= Adam Johnson (Canadian conductor) =

Canadian conductor

Adam Johnson is a Canadian classical conductor. He is currently music director of the Baton Rouge Symphony Orchestra and the Guelph Symphony Orchestra.

==Education==
Johnson obtained a Bachelor of Music in piano performance at the University of Alberta in Edmonton, under the tutelage of Stéphane Lemelin and Jacques Després. He obtained a master's degree, an artist diploma under Jean Saulnier, and a doctoral degree under the direction of Jean Saulnier and Marc Durand at the Université de Montréal.

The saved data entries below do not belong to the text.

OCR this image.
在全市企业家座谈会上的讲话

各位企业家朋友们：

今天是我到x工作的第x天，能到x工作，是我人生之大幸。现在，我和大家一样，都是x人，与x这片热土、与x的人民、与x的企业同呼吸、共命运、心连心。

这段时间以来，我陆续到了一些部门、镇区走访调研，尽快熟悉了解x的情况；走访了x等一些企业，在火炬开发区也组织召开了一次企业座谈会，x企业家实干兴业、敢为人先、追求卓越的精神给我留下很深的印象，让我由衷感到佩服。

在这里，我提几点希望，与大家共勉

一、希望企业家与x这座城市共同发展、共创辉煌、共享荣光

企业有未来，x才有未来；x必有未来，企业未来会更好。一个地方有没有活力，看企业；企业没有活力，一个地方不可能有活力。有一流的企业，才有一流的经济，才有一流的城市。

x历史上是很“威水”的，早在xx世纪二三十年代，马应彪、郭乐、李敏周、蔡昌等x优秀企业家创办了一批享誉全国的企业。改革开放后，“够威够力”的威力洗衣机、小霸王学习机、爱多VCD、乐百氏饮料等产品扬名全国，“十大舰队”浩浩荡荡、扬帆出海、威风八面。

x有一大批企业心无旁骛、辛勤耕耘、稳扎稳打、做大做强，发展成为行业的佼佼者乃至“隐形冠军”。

He obtained a prize in orchestral conducting from the Conservatoire de musique du Québec à Montréal, where he studied under Raffi Armenian.

==Career==
Johnson's professional conducting debut was as resident conductor of the Calgary Philharmonic Orchestra in Alberta. He later became assistant then resident conductor of the Montreal Symphony Orchestra in Quebec, assisting Kent Nagano, for three seasons. He was appointed music director of the Baton Rouge Symphony Orchestra and the Guelph Symphony Orchestra in 2023. He was appointed principal conductor of the Orchestre Symphonique de Laval in 2025, where he is now a guest conductor.

==Honours==
Johnson was awarded the Jean-Marie Beaudet Award for orchestra conducting from the Canada Council in 2015 and an Opus Award from the Conseil québécois de la musique alongside the Montreal Symphony Orchestra in 2018.